What immobilization actually involves
In practice, there are many ways to attach an enzyme to a surface. You can adsorb it (weak, reversible, often leaches over time), covalently bond it (stronger, but risks deforming the protein), entrap it in a gel (protects it, but limits diffusion), or cross-link enzyme aggregates into stable particles.
Each method has trade-offs, and the right choice depends on the specific enzyme, the reaction conditions, the solvent, the pH. There’s no universal answer.
What makes immobilization genuinely difficult is that the enzyme is not a passive molecule. It’s a folded, three-dimensional structure, and attaching it in the wrong place or in a way that distorts its shape can destroy it and make it useless. You might end up with an enzyme that is firmly stuck to your support and completely inactive.
This is why choosing where and how to immobilize an enzyme is not just a chemistry problem. It’s also a structural biology problem. The active site needs to remain accessible. Flexible regions that are important for catalysis need to stay flexible. The surface chemistry of the carrier needs to be compatible with the enzyme’s surface. And so many more parameters.

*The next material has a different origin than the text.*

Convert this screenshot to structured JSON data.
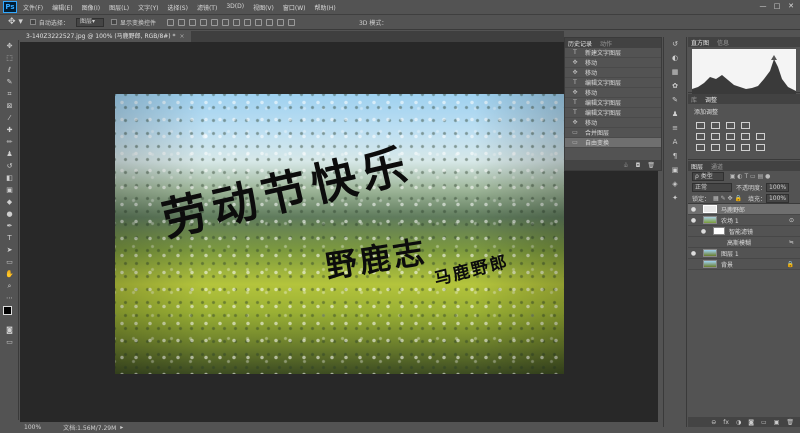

Why it matters for green chemistry
When immobilization works, the gains are significant. Enzyme reuse directly reduces cost. Immobilized enzymes also tend to be more stable — partially because the support can protect them from aggregating or unfolding. This opens up reaction conditions (higher temperatures, harsher solvents) that a free enzyme wouldn’t tolerate.
The bigger unlock is continuous flow. Pack a column with immobilized enzyme, pump your substrate through, and collect product at the other end. No batch-to-batch variation, no downtime between runs, much easier to scale. Flow biocatalysis has become one of the central strategies for sustainable pharmaceutical manufacturing, and immobilization is what makes it work.
The bioinformatics angle
For most of my research career, the question I kept coming back to was: can we be smarter about how we choose immobilization conditions? Instead of exhaustive experimental screening — trying every combination of support and coupling chemistry until something works — can we use protein structure data to make better predictions upfront?
That question led to CapiPy, a bioinformatics tool for analysing immobilization candidates, and eventually to inseit, which is building an AI-powered platform to take this further.
The premise is that the enzyme already contains the answer — in its structure, its surface chemistry, the location of its active site. We just need better tools to read it.